Plaintiff claimed that she was assaulted by a ward orderly in Liverpool Hospital. The trial judge found that if the assault had occured, it was criminal conduct outside the scope of the terms of the ward orderly's employment so that the hospital was not vicariously liable to the plaintiff.

 

CAUSATION

Tabet v Gett (2010) 265 ALR 227

The plaintiff bears the onus of proving causation on the balance of probabilities. Causation does not require certainty or precision.

The High Court in this case also disallowed recovery of damages for loss of a chance.

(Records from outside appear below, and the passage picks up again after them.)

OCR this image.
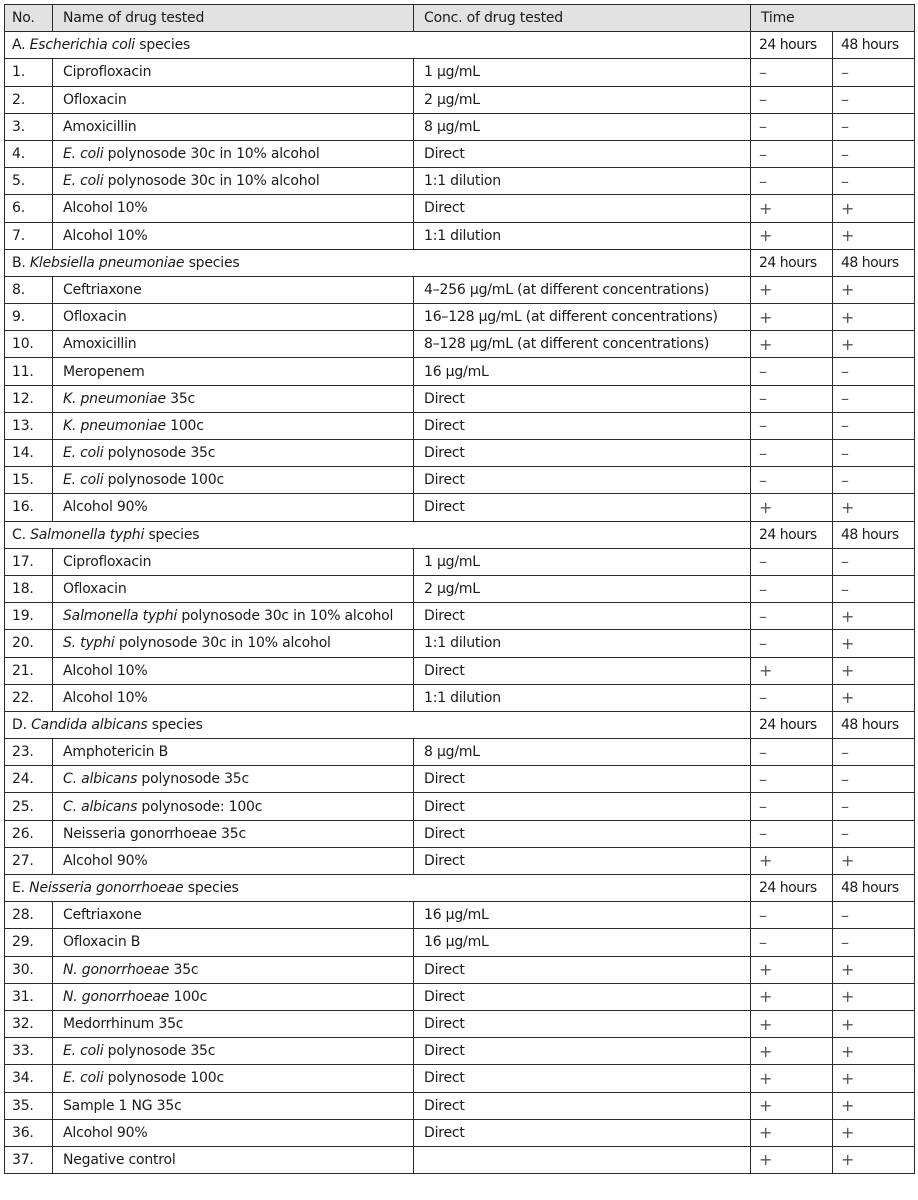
No.	Name of drug tested	Conc. of drug tested	Time	
A. Escherichia coli species			24 hours	48 hours
1.	Ciprofloxacin	1 µg/mL	–	–
2.	Ofloxacin	2 µg/mL	–	–
3.	Amoxicillin	8 µg/mL	–	–
4.	E. coli polynosode 30c in 10% alcohol	Direct	–	–
5.	E. coli polynosode 30c in 10% alcohol	1:1 dilution	–	–
6.	Alcohol 10%	Direct	+	+
7.	Alcohol 10%	1:1 dilution	+	+
B. Klebsiella pneumoniae species			24 hours	48 hours
8.	Ceftriaxone	4–256 µg/mL (at different concentrations)	+	+
9.	Ofloxacin	16–128 µg/mL (at different concentrations)	+	+
10.	Amoxicillin	8–128 µg/mL (at different concentrations)	+	+
11.	Meropenem	16 µg/mL	–	–
12.	K. pneumoniae 35c	Direct	–	–
13.	K. pneumoniae 100c	Direct	–	–
14.	E. coli polynosode 35c	Direct	–	–
15.	E. coli polynosode 100c	Direct	–	–
16.	Alcohol 90%	Direct	+	+
C. Salmonella typhi species			24 hours	48 hours
17.	Ciprofloxacin	1 µg/mL	–	–
18.	Ofloxacin	2 µg/mL	–	–
19.	Salmonella typhi polynosode 30c in 10% alcohol	Direct	–	+
20.	S. typhi polynosode 30c in 10% alcohol	1:1 dilution	–	+
21.	Alcohol 10%	Direct	+	+
22.	Alcohol 10%	1:1 dilution	–	+
D. Candida albicans species			24 hours	48 hours
23.	Amphotericin B	8 µg/mL	–	–
24.	C. albicans polynosode 35c	Direct	–	–
25.	C. albicans polynosode: 100c	Direct	–	–
26.	Neisseria gonorrhoeae 35c	Direct	–	–
27.	Alcohol 90%	Direct	+	+
E. Neisseria gonorrhoeae species			24 hours	48 hours
28.	Ceftriaxone	16 µg/mL	–	–
29.	Ofloxacin B	16 µg/mL	–	–
30.	N. gonorrhoeae 35c	Direct	+	+
31.	N. gonorrhoeae 100c	Direct	+	+
32.	Medorrhinum 35c	Direct	+	+
33.	E. coli polynosode 35c	Direct	+	+
34.	E. coli polynosode 100c	Direct	+	+
35.	Sample 1 NG 35c	Direct	+	+
36.	Alcohol 90%	Direct	+	+
37.	Negative control		+	+
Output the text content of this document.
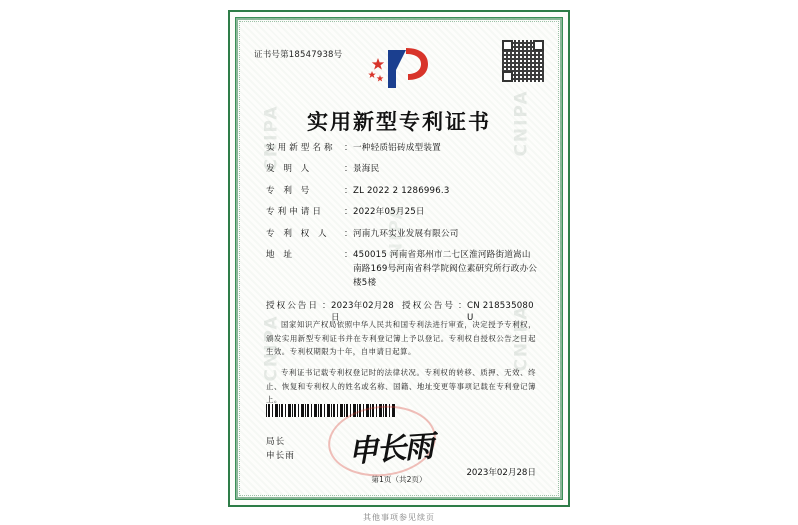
CNIPA
CNIPA
CNIPA
CNIPA
CNIPA
证书号第18547938号
实用新型专利证书
实用新型名称 ： 一种轻质铝砖成型装置
发 明 人	： 景海民
专 利 号	： ZL 2022 2 1286996.3
专利申请日	： 2022年05月25日
专 利 权 人	： 河南九环实业发展有限公司
地 址	： 450015 河南省郑州市二七区淮河路街道嵩山南路169号河南省科学院阀位素研究所行政办公楼5楼
授权公告日 ： 2023年02月28日
授权公告号 ： CN 218535080 U
国家知识产权局依照中华人民共和国专利法进行审查，决定授予专利权，颁发实用新型专利证书并在专利登记簿上予以登记。专利权自授权公告之日起生效。专利权期限为十年，自申请日起算。
专利证书记载专利权登记时的法律状况。专利权的转移、质押、无效、终止、恢复和专利权人的姓名或名称、国籍、地址变更等事项记载在专利登记簿上。
局长
申长雨 申长雨
2023年02月28日
第1页（共2页）
其他事项参见续页
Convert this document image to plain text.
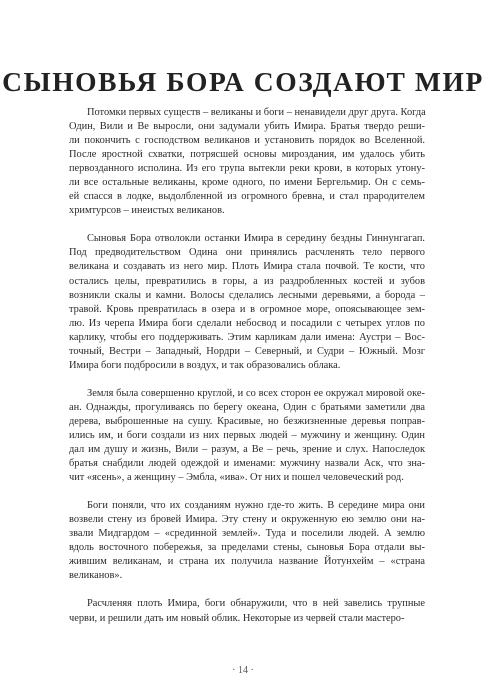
СЫНОВЬЯ БОРА СОЗДАЮТ МИР

Потомки первых существ – великаны и боги – ненавидели друг друга. Когда
Один, Вили и Ве выросли, они задумали убить Имира. Братья твердо реши-
ли покончить с господством великанов и установить порядок во Вселенной.
После яростной схватки, потрясшей основы мироздания, им удалось убить
первозданного исполина. Из его трупа вытекли реки крови, в которых утону-
ли все остальные великаны, кроме одного, по имени Бергельмир. Он с семь-
ей спасся в лодке, выдолбленной из огромного бревна, и стал прародителем
хримтурсов – инеистых великанов.

Сыновья Бора отволокли останки Имира в середину бездны Гиннунгагап.
Под предводительством Одина они принялись расчленять тело первого
великана и создавать из него мир. Плоть Имира стала почвой. Те кости, что
остались целы, превратились в горы, а из раздробленных костей и зубов
возникли скалы и камни. Волосы сделались лесными деревьями, а борода –
травой. Кровь превратилась в озера и в огромное море, опоясывающее зем-
лю. Из черепа Имира боги сделали небосвод и посадили с четырех углов по
карлику, чтобы его поддерживать. Этим карликам дали имена: Аустри – Вос-
точный, Вестри – Западный, Нордри – Северный, и Судри – Южный. Мозг
Имира боги подбросили в воздух, и так образовались облака.

Земля была совершенно круглой, и со всех сторон ее окружал мировой оке-
ан. Однажды, прогуливаясь по берегу океана, Один с братьями заметили два
дерева, выброшенные на сушу. Красивые, но безжизненные деревья поправ-
ились им, и боги создали из них первых людей – мужчину и женщину. Один
дал им душу и жизнь, Вили – разум, а Ве – речь, зрение и слух. Напоследок
братья снабдили людей одеждой и именами: мужчину назвали Аск, что зна-
чит «ясень», а женщину – Эмбла, «ива». От них и пошел человеческий род.

Боги поняли, что их созданиям нужно где-то жить. В середине мира они
возвели стену из бровей Имира. Эту стену и окруженную ею землю они на-
звали Мидгардом – «срединной землей». Туда и поселили людей. А землю
вдоль восточного побережья, за пределами стены, сыновья Бора отдали вы-
жившим великанам, и страна их получила название Йотунхейм – «страна
великанов».

Расчленяя плоть Имира, боги обнаружили, что в ней завелись трупные
черви, и решили дать им новый облик. Некоторые из червей стали мастеро-

· 14 ·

Elbourne v Gibbs [2006] NSWCA 127

The court considered factors relating to causation in information cases. These include remoteness of risk; the patient's desire for treatment; previous and later procedures undertaken; degree of faith in the doctor; the patient's knowledge; the need for treatment and alternatives available.

Wrongful Birth-

Nouri v Australian Capital Territory [2020] ACTCA 1 (13 February 2020) 

A wrongful birth case where it was found that Canberra Hospital had breached its duty of care to the child’s parents, however causation was not established. 

 

INTERIM PAYMENT OF DAMAGES

Tripovich v South Eastern Sydney Local Health District [2019] NSWSC 1793

Hypoxic brain injury at birth. Without admission of liability, pursuant to section 82 of the Civil Procedure Act 2005 (NSW) the defendant, makes an interim payment to the plaintiff of $75,000.